Chinadaily / Russian Emergency Situations Ministry members work at the crash site of the AN-148 airplane that came down on Sunday just outside Moscow, on Tuesday. TATYANA MAKEYEVA/REUTERS MOSCOW－Wading through knee-deep snow, hundreds of emergency workers searched a vast field near Moscow on Monday for remains of the 71 victims from the crash of a Russian airliner, and aviation experts began deciphering the jet’s two flight recorders.
Investigators quickly ruled out a terrorist attack in Sunday’s crash of the AN-148 regional jet bound for Orsk in the southern Urals. The air disaster has reignited questions, however, about the twin-engine plane that was developed jointly by Russia and Ukraine but phased out of production amid the political crisis between the neighbors.

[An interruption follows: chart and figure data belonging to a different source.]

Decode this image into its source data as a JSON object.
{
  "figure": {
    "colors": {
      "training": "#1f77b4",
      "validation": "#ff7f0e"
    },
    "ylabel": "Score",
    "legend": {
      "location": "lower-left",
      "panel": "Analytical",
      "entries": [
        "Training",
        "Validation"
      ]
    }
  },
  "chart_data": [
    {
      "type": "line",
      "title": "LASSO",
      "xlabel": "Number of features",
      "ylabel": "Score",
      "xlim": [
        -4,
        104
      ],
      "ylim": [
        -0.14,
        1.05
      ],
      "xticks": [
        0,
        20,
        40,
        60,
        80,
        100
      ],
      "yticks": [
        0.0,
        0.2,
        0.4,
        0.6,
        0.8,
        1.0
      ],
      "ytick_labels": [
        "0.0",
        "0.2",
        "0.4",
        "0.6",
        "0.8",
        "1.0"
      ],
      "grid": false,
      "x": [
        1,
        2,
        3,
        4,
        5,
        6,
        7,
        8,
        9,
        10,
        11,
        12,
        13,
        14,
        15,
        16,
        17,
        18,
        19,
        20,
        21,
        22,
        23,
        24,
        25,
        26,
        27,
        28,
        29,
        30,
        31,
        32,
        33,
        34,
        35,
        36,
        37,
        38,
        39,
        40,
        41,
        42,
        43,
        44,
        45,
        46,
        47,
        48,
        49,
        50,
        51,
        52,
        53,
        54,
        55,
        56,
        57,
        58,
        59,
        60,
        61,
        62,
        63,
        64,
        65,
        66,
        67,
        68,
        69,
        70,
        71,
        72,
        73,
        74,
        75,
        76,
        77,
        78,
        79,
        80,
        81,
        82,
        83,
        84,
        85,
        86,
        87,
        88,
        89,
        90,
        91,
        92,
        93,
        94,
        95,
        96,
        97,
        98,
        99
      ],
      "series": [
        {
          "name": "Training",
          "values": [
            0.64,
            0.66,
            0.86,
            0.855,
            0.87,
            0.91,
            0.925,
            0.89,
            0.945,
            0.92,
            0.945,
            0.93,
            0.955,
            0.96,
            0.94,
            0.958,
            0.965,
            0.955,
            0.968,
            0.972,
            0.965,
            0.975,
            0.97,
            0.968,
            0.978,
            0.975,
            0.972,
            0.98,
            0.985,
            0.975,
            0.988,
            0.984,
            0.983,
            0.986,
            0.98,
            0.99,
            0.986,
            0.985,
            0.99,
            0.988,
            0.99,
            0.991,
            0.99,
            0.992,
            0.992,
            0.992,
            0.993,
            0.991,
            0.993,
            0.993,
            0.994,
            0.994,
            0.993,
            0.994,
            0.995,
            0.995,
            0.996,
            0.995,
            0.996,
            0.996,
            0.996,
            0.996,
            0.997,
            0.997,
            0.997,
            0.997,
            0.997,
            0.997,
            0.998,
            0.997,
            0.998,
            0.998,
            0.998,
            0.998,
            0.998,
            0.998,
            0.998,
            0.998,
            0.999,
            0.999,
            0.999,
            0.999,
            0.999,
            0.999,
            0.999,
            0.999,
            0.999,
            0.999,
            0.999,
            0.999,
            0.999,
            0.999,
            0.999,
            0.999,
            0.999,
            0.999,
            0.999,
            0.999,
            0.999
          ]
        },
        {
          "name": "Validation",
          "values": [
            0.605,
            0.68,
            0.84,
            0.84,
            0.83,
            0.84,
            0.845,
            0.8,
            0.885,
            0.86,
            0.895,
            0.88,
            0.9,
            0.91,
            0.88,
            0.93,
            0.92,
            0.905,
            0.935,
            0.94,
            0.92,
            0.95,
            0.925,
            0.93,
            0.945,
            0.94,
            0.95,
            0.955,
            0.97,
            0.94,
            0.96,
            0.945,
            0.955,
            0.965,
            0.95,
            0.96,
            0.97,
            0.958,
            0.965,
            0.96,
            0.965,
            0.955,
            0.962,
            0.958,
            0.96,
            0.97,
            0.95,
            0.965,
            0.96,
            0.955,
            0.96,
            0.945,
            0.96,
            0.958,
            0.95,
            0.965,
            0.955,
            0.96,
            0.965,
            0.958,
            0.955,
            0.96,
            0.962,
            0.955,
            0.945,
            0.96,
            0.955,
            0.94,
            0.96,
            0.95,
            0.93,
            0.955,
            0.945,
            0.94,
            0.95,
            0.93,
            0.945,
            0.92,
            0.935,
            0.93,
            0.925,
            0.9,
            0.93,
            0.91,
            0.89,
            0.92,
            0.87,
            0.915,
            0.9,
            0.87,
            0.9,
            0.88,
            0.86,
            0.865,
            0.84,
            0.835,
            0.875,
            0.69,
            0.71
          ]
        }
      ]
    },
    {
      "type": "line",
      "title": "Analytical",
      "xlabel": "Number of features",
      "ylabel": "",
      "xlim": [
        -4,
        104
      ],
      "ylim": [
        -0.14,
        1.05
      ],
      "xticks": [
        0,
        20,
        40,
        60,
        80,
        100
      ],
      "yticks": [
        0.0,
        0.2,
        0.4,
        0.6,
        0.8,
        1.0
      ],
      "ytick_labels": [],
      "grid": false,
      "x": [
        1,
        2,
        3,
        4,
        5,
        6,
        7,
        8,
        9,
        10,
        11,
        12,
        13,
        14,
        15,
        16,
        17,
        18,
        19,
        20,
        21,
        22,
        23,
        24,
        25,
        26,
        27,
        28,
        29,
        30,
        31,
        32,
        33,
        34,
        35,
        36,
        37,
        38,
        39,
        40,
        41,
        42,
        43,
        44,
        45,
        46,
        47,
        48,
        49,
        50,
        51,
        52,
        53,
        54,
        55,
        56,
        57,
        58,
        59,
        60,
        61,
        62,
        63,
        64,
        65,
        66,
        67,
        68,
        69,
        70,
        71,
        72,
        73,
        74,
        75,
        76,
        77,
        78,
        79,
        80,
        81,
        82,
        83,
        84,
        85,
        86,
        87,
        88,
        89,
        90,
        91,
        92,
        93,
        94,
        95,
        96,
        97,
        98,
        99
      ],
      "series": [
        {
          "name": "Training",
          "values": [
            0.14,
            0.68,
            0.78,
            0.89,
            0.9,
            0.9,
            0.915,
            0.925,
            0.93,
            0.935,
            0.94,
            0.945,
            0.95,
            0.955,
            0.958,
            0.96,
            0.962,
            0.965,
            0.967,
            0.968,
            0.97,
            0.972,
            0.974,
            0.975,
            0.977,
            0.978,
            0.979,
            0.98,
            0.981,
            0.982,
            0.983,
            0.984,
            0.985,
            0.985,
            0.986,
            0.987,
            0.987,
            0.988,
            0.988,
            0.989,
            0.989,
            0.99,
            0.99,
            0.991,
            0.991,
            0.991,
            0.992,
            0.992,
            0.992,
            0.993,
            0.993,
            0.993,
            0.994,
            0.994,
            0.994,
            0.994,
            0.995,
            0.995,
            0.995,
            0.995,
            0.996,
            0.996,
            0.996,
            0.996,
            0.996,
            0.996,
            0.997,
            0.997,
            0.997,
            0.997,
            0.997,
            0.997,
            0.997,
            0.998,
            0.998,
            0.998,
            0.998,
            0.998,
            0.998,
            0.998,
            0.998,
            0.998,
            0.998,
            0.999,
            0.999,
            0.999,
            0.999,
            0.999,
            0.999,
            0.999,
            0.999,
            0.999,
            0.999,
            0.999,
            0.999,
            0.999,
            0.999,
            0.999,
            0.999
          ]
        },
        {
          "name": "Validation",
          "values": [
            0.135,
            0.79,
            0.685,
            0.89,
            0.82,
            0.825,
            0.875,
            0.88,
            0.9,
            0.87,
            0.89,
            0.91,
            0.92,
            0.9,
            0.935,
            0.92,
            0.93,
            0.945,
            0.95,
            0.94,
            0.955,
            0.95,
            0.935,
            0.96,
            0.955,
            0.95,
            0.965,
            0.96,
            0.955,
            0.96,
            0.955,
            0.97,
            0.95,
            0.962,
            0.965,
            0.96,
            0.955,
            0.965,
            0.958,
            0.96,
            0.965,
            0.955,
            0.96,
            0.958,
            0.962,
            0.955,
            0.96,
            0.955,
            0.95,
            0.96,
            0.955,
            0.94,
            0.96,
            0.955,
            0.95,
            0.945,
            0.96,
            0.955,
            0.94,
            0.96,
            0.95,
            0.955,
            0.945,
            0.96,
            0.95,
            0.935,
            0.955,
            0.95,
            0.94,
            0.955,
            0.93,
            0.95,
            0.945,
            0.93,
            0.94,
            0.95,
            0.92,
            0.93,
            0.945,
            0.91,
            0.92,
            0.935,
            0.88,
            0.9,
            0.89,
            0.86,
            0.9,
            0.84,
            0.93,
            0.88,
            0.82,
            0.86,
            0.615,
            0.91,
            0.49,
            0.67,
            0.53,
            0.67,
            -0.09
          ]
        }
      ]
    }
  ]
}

The model has a spotty safety record, with one previous crash and a string of major incidents in which pilots struggled to land safely. The carrier, Saratov Airlines, has grounded several other AN-148s in its fleet pending the crash investigation.
Antonov, Ukraine’s state-run aircraft manufacturing company, is ready to participate in the investigation, the company said on Monday.
“In case of receiving an official invitation, the specialists of state enterprise Antonov are ready to take part in the investigation of this aviation accident,” Antonov said in a press release.